Assistant Program Director, Sr. Lecturer
A biologist with expertise in the fields of physiology, neurobiology, cell biology, ecology, and evolution, Donohue has a keen interest in the identification and characterization of unique biological systems and their applications in biotechnology.
Donohue discovered cerebral light sensitivity in mantis shrimp, animals known for their unsurpassed repertoire of photoreceptor types. Her research has been featured at university symposia, scientific meetings, and a Smithsonian Institute National Museum of Natural History event. Beyond photosensitivity in mantis shrimp, Donohue has also researched grasshopper sparrow songs, darter mate choice preferences, and parasite-host interactions. Her research has taken her to locales such as the Duke Marine Laboratory in North Carolina and Lizard Island Research Station in the Great Barrier Reef, Australia.

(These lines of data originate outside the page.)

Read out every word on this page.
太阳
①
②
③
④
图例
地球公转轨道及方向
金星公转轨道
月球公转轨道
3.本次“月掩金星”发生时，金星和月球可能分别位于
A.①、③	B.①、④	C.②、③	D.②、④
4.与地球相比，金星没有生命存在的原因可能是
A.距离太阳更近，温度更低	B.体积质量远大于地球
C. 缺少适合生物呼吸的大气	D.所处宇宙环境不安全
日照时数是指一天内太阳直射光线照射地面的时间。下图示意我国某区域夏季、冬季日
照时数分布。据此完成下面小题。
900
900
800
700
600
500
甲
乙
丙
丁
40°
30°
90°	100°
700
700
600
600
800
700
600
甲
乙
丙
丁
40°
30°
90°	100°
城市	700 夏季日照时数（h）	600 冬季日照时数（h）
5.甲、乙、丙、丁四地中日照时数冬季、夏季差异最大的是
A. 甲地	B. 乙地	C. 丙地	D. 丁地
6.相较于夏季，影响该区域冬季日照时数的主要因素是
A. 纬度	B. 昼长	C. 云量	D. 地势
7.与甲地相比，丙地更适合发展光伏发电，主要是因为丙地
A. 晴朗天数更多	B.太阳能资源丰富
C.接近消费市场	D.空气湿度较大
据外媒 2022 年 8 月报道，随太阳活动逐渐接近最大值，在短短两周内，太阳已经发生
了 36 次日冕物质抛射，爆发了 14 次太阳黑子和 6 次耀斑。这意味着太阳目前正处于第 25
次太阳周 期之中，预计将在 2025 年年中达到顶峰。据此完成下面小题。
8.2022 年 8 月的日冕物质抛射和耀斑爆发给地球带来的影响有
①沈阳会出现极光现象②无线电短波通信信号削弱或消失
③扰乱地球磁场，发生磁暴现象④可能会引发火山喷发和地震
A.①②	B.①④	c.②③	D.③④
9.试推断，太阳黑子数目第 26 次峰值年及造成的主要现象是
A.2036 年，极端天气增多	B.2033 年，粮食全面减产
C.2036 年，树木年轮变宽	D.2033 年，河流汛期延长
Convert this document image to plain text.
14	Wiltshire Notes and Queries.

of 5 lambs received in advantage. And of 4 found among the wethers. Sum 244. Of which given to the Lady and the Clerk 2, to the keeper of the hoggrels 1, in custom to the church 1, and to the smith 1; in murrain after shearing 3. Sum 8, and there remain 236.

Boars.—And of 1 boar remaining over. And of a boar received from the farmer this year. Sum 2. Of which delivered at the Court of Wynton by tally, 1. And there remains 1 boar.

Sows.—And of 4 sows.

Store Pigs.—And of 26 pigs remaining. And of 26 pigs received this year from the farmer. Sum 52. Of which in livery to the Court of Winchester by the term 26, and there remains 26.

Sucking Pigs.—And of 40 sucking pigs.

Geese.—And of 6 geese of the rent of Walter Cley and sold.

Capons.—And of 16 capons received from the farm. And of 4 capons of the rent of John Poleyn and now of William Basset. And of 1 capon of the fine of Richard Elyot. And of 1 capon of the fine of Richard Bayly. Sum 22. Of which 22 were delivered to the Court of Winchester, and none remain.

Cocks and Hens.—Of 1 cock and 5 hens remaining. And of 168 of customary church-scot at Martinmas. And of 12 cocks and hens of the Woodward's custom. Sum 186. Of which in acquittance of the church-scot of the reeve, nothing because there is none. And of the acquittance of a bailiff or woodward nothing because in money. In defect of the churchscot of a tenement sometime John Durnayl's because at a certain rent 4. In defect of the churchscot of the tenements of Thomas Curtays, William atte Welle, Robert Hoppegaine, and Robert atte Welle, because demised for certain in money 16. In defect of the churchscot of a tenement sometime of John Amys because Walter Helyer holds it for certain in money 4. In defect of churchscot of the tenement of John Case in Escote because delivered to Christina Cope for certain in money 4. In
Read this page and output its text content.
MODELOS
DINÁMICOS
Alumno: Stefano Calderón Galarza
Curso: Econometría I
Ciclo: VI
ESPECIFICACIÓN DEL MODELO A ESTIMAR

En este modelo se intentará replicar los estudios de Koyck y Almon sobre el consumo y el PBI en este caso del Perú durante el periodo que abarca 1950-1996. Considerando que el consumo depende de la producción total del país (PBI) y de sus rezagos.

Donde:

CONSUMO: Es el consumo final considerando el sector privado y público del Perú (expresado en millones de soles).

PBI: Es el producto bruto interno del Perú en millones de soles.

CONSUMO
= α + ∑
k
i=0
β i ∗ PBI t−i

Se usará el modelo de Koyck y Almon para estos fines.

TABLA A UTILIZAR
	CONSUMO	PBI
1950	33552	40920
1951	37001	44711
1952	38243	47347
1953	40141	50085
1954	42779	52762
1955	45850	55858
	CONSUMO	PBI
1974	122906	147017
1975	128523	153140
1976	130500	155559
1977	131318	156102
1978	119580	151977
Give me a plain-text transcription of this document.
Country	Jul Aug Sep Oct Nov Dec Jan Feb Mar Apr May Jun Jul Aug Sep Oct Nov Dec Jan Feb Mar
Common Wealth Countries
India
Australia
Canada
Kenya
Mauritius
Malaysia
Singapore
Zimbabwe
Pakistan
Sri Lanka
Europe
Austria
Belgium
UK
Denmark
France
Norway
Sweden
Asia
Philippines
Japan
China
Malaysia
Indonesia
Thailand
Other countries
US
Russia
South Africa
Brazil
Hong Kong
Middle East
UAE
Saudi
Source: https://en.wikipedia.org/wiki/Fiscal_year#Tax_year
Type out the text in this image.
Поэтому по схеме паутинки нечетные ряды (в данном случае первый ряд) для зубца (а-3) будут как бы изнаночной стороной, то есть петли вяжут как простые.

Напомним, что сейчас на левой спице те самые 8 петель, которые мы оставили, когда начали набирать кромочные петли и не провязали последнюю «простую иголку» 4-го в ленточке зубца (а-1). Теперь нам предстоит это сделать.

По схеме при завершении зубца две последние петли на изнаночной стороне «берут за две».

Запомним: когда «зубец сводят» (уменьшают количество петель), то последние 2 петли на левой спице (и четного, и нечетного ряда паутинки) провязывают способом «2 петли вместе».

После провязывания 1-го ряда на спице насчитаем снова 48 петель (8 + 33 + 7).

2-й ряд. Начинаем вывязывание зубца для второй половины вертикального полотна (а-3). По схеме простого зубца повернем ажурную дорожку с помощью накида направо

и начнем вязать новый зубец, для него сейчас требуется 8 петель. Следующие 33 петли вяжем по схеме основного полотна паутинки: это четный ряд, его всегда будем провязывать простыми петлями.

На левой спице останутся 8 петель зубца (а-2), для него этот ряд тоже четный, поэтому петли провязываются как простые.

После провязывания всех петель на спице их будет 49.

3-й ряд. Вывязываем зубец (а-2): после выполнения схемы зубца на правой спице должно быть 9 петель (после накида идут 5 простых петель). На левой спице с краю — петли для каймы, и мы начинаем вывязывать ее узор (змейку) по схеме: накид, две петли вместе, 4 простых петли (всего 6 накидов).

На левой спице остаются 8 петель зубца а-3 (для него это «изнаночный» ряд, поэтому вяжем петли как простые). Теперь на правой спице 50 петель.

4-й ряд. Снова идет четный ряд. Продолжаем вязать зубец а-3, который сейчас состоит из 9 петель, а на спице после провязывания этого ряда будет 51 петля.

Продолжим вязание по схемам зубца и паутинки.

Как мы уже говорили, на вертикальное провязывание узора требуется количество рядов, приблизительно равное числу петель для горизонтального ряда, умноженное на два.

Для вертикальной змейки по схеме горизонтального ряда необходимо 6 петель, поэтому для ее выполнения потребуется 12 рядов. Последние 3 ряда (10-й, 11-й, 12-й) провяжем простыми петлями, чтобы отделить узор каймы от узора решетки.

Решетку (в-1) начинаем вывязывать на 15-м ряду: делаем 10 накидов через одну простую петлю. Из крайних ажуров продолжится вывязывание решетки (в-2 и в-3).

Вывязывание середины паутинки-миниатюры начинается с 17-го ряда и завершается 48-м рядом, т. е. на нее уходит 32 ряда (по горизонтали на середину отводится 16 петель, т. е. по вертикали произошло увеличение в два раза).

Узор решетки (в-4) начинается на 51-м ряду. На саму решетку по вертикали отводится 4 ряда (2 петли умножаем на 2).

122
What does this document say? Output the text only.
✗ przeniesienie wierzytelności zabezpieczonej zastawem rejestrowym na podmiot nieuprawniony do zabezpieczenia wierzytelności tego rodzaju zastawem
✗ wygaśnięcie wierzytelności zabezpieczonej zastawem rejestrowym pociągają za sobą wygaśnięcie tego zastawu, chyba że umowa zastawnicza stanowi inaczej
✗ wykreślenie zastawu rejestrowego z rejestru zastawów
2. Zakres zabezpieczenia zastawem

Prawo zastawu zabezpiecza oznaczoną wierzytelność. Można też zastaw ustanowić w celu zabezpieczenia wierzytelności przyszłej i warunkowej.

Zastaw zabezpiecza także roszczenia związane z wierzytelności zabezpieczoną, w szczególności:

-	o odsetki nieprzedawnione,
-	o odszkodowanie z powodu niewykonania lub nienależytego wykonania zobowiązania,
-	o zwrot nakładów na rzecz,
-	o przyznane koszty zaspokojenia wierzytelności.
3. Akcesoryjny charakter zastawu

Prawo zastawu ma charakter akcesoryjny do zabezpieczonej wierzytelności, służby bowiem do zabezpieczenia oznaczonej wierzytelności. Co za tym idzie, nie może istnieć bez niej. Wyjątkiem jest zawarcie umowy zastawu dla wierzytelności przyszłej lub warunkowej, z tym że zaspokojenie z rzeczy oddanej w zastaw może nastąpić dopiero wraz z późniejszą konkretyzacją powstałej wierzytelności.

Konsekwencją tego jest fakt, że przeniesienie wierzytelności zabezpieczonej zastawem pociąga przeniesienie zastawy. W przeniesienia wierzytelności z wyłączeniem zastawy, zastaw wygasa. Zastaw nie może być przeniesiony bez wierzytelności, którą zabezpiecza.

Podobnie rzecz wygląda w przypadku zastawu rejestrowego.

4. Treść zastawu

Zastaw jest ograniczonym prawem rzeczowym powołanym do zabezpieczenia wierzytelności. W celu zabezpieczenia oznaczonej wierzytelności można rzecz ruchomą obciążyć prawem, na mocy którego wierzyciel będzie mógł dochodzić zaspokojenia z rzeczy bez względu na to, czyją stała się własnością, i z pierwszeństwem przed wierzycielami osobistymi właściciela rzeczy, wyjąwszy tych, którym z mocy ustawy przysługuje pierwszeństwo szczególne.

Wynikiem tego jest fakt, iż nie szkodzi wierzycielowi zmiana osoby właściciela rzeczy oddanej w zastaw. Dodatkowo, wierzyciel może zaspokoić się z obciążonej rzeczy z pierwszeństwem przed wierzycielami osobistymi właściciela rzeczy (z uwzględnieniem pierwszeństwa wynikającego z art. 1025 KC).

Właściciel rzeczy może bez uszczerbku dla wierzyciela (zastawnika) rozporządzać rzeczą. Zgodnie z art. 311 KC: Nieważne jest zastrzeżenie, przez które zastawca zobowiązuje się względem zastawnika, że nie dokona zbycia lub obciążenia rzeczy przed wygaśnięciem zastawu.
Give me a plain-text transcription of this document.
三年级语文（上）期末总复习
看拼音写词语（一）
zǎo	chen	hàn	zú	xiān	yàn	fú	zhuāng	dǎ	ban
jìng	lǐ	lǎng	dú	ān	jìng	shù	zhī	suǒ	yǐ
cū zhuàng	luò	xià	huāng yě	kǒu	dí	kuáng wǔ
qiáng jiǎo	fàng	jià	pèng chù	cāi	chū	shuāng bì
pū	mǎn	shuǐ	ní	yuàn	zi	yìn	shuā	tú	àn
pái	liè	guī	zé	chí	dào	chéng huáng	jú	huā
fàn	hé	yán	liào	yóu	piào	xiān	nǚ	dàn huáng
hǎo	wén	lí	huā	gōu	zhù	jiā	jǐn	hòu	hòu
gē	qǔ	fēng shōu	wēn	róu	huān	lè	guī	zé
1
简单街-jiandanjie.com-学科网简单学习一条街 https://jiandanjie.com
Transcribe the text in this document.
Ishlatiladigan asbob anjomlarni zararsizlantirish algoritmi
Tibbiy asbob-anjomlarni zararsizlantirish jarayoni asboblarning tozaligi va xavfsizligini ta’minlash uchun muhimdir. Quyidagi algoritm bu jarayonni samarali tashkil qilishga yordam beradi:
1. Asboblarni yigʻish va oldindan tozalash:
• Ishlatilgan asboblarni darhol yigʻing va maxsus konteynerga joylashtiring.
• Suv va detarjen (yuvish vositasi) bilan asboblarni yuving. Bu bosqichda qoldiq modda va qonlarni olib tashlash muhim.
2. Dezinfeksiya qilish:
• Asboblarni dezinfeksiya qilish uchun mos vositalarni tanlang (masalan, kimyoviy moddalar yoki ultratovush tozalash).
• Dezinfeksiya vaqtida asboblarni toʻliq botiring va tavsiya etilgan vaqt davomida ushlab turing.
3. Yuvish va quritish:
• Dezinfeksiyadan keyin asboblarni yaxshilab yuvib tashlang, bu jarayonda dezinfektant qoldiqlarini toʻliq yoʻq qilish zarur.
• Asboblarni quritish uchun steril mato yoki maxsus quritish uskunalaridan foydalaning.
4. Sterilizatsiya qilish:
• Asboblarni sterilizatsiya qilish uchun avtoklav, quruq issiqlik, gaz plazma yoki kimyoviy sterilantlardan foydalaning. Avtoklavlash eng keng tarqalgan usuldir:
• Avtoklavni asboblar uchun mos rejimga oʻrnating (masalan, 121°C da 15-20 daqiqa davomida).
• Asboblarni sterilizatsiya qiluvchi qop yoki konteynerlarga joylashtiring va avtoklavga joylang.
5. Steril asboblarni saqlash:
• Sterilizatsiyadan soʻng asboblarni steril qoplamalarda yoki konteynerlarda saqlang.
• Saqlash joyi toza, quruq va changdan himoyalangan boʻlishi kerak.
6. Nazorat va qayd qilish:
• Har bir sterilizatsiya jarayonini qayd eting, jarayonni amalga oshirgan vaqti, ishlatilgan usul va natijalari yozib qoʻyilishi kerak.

Donohue is engaged in pedagogical training and certifications, completing courses offered through organizations such as the American Society for Microbiology and the University of Wisconsin. She also values diversity, inclusion, and equity awareness, and she is a JHU Safe Zone member. Donohue attends conferences and training events organized by the Association of American Colleges and Universities and Johns Hopkins.
A science fair award judge at local competitions for school-age children, Donohue has also served as an Affiliate Sponsor Award Judge for the Carnegie Science Center in Pittsburgh, where she reviewed projects for awards provided on behalf of the National Aeronautics and Space Administration, National Oceanic and Atmospheric Administration, and Regeneron, as well as for an award that celebrates women in science. She also volunteered at the National Aquarium in Baltimore for 10 years, where she was involved in research, animal care, public outreach, and volunteer training.
Donohue is a member of Mensa and earned a PhD in Biological Sciences from the University of Maryland, Baltimore County, where she was also an instructor.